Zuerst, quasi als Einstimmung in die Welt des musikalischen Hochbarocks und damit zum nachfolgenden Oratorium «Donnerode» erklang die Kantate «Gott Zebaoth, in deinem Namen frohlocket Tabor und Hermon vergnügt», angestimmt durch den jungen Tenor Loic Paulin mit seiner klaren, angenehmen Stimme und unterstützt durch das Orchester mit seinen barocken Instrumenten. In dieser ersten Arie sollte eigentlich frohlockt werden, die Moll-Tonlage verriet aber, dass es eigentlich ein Lamento sein sollte. Die darauffolgende Sopranarie, eigentlich ein voll durchgesungenes Rezitativ, machte trotz des schwierigen Textes auf Tempo. Catriona Bühler meisterte sie eindrücklich und verlieh ihrer Stimme einen feinen Schmelz. Darauf folgten eine kurze Bassarie, eine kurze, jubelnde Chorintervention und die Arie «Die Welt spielt oft mit Bisamknöpfen», von Alexandra Forster mit voller Stimme vorgetragen und von den Bässen präzis ergänzt und kontrastiert. Die Kantate schloss mit einer kurzen Tenorarie und dem Choral «Mach mir stets zuckersüss den Himmel und gallebitter diese Welt; (…) machs nur mit meinem Ende gut», ein pralles Stück barocker Musik und Weltsicht.

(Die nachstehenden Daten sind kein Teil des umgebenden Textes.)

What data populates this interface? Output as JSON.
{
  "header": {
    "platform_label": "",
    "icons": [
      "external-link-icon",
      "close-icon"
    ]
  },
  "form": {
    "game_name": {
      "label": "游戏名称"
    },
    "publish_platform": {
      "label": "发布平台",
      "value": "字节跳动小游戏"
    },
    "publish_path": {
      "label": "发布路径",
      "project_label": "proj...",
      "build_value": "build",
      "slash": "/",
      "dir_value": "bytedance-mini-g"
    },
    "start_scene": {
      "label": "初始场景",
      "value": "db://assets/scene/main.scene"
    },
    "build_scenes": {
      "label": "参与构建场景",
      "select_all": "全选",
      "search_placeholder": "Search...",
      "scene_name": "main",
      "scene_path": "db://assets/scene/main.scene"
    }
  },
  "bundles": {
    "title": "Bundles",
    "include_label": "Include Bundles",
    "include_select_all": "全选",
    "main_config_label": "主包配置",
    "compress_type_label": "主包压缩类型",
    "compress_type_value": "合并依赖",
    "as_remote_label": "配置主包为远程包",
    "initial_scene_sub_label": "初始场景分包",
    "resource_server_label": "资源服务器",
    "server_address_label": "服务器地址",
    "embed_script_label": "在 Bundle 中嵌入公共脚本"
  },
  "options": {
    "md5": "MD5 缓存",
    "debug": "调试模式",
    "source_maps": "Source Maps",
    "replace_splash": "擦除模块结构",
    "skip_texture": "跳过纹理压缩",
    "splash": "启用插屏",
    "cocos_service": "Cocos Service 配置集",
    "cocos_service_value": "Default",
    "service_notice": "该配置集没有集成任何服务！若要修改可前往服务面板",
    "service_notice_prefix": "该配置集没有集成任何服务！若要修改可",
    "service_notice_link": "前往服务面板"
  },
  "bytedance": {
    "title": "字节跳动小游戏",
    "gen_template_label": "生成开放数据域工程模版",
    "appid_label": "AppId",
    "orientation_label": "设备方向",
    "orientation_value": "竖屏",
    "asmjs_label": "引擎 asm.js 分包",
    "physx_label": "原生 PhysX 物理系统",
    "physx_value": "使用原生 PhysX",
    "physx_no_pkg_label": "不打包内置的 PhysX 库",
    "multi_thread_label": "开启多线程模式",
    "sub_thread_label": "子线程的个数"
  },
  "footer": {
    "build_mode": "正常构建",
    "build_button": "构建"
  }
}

Am 1. November 1755 zerstörte ein Erdbeben mit darauffolgendem Tsunami die portugiesische Hauptstadt Lissabon fast vollständig. Mit bis zu 100’000 Todesopfern ist dieses Erdbeben eine der verheerendsten Naturkatastrophen der europäischen Geschichte. Es hatte nicht nur erhebliche Auswirkungen auf die Politik Portugals. Es bewegte auch den Rat von Hamburg – dem auch heute vor Sturmfluten bangt – und gab dem damals 75-jährigen Komponisten Georg Philipp Telemann den Auftrag, zumindest musikalisch eine Antwort auf die Katastrophe zu geben. Die Uraufführung am 11. März 1756 in der Kirche St. Jakobi in Hamburg geriet zum vollen Erfolg, so dass Telemann sich veranlasst sah, noch einen zweiten Teil dazu zu komponieren.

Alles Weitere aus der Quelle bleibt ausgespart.